Вот Зощенко флегматически повествует о том, как в 83 году до нашей эры негодяй Сулла чужими руками истреблял приверженцев Мария, платя за каждого убитого по двенадцати тысяч динариев («около пяти тысяч рублей золотом», переведут нам на русский язык и на российскую валюту).

«Эта высокая цена столь подействовала на воображение граждан, что (история рассказывает) «убийцы ежечасно входили в дом Суллы, неся в руках отрубленные головы».

Мы приблизительно представляем себе, как это было.

— Сюда, что ли? С головой-то… — говорил убийца, робко стуча в дверь.

Господин Сулла, сидя в кресле в легкой своей тунике и в сандалиях на босу ногу, напевая легкомысленные арийки, просматривал списки осужденных, делая там отметки и птички на полях.

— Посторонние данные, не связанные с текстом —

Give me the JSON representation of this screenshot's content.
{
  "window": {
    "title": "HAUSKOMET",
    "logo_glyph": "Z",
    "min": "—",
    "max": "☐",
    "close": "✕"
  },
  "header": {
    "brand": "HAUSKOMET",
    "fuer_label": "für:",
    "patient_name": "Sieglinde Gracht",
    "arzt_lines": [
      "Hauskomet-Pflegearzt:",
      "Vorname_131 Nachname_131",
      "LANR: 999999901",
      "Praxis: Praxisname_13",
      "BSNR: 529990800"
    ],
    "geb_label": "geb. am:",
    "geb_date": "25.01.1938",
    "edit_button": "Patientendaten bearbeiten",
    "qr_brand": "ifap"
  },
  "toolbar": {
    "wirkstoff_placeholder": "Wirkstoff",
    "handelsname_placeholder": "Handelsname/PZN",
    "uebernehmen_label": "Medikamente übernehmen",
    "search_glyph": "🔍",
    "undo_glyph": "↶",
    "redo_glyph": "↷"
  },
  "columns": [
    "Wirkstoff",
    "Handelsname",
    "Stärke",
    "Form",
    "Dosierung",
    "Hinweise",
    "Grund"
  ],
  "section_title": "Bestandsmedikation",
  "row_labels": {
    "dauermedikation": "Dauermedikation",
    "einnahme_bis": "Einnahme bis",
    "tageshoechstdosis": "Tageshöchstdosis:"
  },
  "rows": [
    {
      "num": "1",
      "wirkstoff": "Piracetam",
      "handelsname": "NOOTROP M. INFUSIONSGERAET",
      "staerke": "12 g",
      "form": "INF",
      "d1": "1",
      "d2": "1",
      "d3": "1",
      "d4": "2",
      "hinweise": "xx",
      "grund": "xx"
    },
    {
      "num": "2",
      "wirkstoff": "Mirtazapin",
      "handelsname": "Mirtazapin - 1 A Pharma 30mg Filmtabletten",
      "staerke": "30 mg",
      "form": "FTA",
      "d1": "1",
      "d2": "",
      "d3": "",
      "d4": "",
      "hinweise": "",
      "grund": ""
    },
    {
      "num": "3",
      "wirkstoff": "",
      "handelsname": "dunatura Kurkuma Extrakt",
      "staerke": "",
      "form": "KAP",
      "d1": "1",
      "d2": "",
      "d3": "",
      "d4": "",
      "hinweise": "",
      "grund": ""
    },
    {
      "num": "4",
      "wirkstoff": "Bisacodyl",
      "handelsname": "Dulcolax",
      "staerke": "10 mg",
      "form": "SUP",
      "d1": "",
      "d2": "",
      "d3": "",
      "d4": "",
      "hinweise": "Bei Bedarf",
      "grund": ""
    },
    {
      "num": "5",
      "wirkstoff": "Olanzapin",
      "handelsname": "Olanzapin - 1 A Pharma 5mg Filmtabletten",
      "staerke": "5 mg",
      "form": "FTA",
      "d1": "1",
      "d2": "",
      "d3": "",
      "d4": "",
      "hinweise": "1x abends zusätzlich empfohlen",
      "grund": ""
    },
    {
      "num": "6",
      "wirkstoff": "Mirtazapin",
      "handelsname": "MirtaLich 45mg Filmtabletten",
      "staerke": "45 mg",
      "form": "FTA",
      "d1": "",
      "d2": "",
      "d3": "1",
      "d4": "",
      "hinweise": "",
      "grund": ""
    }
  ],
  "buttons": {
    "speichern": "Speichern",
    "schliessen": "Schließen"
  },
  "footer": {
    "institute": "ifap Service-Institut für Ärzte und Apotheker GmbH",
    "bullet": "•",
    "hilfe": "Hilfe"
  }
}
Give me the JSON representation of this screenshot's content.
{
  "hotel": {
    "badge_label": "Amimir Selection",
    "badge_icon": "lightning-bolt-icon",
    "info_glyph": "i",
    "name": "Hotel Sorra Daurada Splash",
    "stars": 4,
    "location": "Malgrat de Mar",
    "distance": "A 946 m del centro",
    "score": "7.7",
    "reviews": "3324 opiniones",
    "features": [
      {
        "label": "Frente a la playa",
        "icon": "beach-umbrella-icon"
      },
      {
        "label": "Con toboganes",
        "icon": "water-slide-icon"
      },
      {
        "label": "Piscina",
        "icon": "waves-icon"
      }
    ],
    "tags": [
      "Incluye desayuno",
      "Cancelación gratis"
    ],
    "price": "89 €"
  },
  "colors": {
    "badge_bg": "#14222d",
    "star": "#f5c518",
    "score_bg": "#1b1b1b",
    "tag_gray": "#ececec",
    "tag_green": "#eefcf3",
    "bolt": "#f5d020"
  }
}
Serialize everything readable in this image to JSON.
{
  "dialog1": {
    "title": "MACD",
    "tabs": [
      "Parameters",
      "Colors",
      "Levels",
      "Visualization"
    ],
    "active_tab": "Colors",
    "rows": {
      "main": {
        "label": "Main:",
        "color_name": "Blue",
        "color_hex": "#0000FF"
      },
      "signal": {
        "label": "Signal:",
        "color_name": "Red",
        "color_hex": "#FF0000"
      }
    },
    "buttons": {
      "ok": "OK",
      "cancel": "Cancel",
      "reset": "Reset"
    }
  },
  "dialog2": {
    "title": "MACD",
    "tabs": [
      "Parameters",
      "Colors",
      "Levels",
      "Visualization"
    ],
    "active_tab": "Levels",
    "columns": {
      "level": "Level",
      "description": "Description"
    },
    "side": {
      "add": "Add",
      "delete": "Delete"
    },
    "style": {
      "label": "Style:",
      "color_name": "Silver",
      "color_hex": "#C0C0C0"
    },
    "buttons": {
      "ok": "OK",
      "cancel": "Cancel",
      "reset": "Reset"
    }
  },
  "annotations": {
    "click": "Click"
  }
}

Раб почтительно докладывал:

— Там опять явились… с головой… Принимать, что ли?

— Зови.

Входит убийца, бережно держа в руках драгоценную ношу.

— Позволь, — говорит Сулла. — Ты чего принес? Это что?

— Обыкновенная-с голова… Как велели приказать…

— Велели… Да этой головы у меня и в списках-то нет. Это чья голова? Господин секретарь, будьте любезны посмотреть, что эта за голова.

— Какая-то, видать, посторонняя голова, — говорит секретарь, — не могу знать… Голова неизвестного происхождения, видать, отрезанная у какого-нибудь мужчины.

Убийца робко извинялся:

— Извиняюсь… Не на того, наверно, напоролся. Бывают, конечно, ошибки, ежели спешка. Возьмите тогда вот эту головку. Вот эта головка, без сомнения, правильная. Она у меня взята у одного сенатора.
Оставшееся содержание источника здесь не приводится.